Dr. Weidmer-Mikhail is originally from Mexico City and completed medical school at the Universidad Nacional Autonoma de Mexico. She grew up in a bilingual/bicultural household and is bilingual in Spanish/English. She completed an internship in Psychiatry at the University of Missouri in Kansas City, and then a psychiatry residency at UT Southwestern. She then continued on to a Child and Adolescent Psychiatry fellowship also at UT Southwestern with an additional year of research in child psychiatry at Children’s Medical Center of Dallas, affiliated with UT Southwestern.
Dr. Weidmer-Mikhail trained as a child and adolescent psychiatrist and worked with children and young people at the University of Michigan, Tufts Medical School/New England Medical Center, and at Cambridge Hospital/ Harvard Medical School. While at these centers, she devoted considerable time running programs and inpatient treatment units for children and youth. She developed special skills in treating children with neuro-developmental disabilities, attachment disorders, and mood and psychotic disorders. She treated an outpatient population that included adults with autism and intellectual disabilities. While at St. Francis Hospital in Indianapolis, she started working more with adolescents in a partial hospital setting along with their families while continuing to work with younger children and adults with a variety of psychiatric problems.

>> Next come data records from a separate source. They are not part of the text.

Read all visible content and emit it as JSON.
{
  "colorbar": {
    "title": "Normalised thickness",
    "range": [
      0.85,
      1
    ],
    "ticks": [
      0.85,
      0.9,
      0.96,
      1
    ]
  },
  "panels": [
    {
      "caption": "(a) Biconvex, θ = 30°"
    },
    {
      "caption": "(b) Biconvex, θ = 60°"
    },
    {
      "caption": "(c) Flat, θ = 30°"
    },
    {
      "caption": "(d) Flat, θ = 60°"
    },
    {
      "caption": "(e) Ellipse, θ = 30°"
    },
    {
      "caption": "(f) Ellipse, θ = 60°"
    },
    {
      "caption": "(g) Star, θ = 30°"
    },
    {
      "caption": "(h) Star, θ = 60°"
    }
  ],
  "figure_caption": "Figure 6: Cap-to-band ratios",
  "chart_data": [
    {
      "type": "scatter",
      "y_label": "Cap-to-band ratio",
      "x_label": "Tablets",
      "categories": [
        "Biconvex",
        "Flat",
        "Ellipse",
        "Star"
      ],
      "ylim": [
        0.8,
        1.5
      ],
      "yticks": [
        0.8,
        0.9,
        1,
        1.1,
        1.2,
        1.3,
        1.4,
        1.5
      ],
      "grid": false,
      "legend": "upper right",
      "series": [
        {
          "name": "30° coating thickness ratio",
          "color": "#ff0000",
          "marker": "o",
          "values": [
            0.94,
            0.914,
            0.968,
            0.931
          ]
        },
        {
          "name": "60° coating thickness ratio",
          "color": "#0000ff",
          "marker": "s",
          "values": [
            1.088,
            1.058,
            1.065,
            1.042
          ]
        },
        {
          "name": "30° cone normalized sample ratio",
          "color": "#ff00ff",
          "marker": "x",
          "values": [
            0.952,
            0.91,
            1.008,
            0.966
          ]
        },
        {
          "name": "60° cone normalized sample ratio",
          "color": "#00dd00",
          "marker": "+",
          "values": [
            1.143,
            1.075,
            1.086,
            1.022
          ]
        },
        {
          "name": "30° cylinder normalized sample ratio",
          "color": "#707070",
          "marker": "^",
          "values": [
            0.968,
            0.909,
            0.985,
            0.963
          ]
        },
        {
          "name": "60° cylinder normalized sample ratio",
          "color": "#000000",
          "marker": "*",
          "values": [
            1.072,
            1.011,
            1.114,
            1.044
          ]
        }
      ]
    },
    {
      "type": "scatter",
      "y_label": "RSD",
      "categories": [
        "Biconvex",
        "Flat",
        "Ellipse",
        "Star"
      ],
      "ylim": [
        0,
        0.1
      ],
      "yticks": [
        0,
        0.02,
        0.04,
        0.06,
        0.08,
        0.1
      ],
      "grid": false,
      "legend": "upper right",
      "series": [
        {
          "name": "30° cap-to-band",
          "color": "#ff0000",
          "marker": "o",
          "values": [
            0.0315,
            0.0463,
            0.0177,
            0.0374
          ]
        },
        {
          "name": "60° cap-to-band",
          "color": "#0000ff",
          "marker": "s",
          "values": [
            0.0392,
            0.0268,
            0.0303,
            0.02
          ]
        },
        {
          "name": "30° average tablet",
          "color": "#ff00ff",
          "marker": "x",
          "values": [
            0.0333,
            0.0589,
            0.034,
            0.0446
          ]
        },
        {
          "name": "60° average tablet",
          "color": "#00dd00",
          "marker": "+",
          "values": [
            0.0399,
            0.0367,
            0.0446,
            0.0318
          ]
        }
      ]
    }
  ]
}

Since she has moved to Dallas, her work at Presbyterian Hospital/Texas Health Resources has encompassed all age ranges. She has continued to treat young children and developed more experience in working with college age and university/graduate students. Treatment emphasis continues to be in the areas of diagnostic clarification and of pharmacological treatment for young people who often have not received any assessment in the past. Her goal for treatment is to help her patients more successfully perform to their potential, both academically and socially.